And this book does not.

The Smart series uses a house style for its publications. The aim, according to the introduction written by David Frith, the ‘smartmaster’ (sic – or maybe that should be ‘sick’!)is to increase the reader’s self awareness “by developing your understanding attitudes and behaviour and by giving you the tools to challenge the status quo in your organisation”.

So what’s new? Most management books would say the same. In fact Ms Caracciola has borrowed liberally from almost every guru on the wide subject of teams but I could find very little original thought in the content. The format is original if you had not met the Smart stuff elsewhere. To be honest I found it irritating. There are ‘Smart’ quotes usually only attributed to an author without full references or acknowledgement (no bibliography)There are ‘smart’ things to know, ‘smart’ people to refer to (where ? -see above) and ‘killer questions’. These latter came over to me as pedestrian. For example, “is it true that we can devolve authority but not responsibility?” Interesting lead in to a discussion but it is not followed up. These ‘smart’ bits are dressed up in cutesy guises- as a clipboard or a dartboard- but that does not disguise their essentially mundane quality.

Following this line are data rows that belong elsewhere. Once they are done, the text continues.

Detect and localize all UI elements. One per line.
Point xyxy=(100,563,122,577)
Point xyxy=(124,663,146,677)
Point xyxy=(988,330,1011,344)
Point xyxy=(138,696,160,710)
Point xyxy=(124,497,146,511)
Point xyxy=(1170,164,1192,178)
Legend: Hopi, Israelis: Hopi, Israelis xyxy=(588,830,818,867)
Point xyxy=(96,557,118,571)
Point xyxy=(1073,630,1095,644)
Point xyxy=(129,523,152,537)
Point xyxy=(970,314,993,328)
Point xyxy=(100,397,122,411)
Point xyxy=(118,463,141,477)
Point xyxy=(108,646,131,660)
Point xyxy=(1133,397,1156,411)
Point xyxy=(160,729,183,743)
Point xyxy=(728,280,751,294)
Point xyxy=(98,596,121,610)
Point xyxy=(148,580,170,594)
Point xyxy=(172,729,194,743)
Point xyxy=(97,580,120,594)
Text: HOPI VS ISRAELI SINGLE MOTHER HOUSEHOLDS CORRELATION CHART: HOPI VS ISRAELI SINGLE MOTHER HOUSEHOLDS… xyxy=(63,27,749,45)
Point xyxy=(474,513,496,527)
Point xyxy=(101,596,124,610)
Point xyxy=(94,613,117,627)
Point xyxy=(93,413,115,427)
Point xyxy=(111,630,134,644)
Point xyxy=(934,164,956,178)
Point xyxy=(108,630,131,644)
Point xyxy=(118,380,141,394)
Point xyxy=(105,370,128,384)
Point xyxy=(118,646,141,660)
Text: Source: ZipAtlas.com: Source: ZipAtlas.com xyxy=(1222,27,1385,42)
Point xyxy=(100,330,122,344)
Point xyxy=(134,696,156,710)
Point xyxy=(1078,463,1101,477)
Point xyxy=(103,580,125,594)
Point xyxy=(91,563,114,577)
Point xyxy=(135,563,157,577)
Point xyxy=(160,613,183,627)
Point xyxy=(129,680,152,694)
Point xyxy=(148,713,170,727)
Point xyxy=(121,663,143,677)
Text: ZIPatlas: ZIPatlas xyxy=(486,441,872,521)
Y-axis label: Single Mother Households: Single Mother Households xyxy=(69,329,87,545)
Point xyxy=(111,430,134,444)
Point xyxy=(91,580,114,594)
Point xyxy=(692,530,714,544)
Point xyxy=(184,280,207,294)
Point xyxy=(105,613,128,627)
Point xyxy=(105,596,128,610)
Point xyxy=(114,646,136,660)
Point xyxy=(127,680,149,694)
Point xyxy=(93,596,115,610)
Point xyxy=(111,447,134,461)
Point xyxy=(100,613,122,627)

All in all it seemed to me that the author swallowed or had had injected a whole slew of expert advice on the subject. Maslow, Kolb, Myers-Briggs, Belbin –you will find them all here compressed into handy and concise notes. You may find that useful when trying to remember which said which. Similarly there is a quick scoop around NLP. The author has attempted to fit them all into the ‘smart’ formula but without revealing her own stance or recommendations.

To my mind Virginia Satir is one of the best and clearest of teachers of communication (not quoted in the chapter of that name in this book!). She emphasises the importance of being ‘congruent’in good communication. I understand that: to say what you believe and to believe what you say. Somehow this author gives the impression of having skimmed the surface of cups and cups of great material and given us only the skin. I hate boiled milk!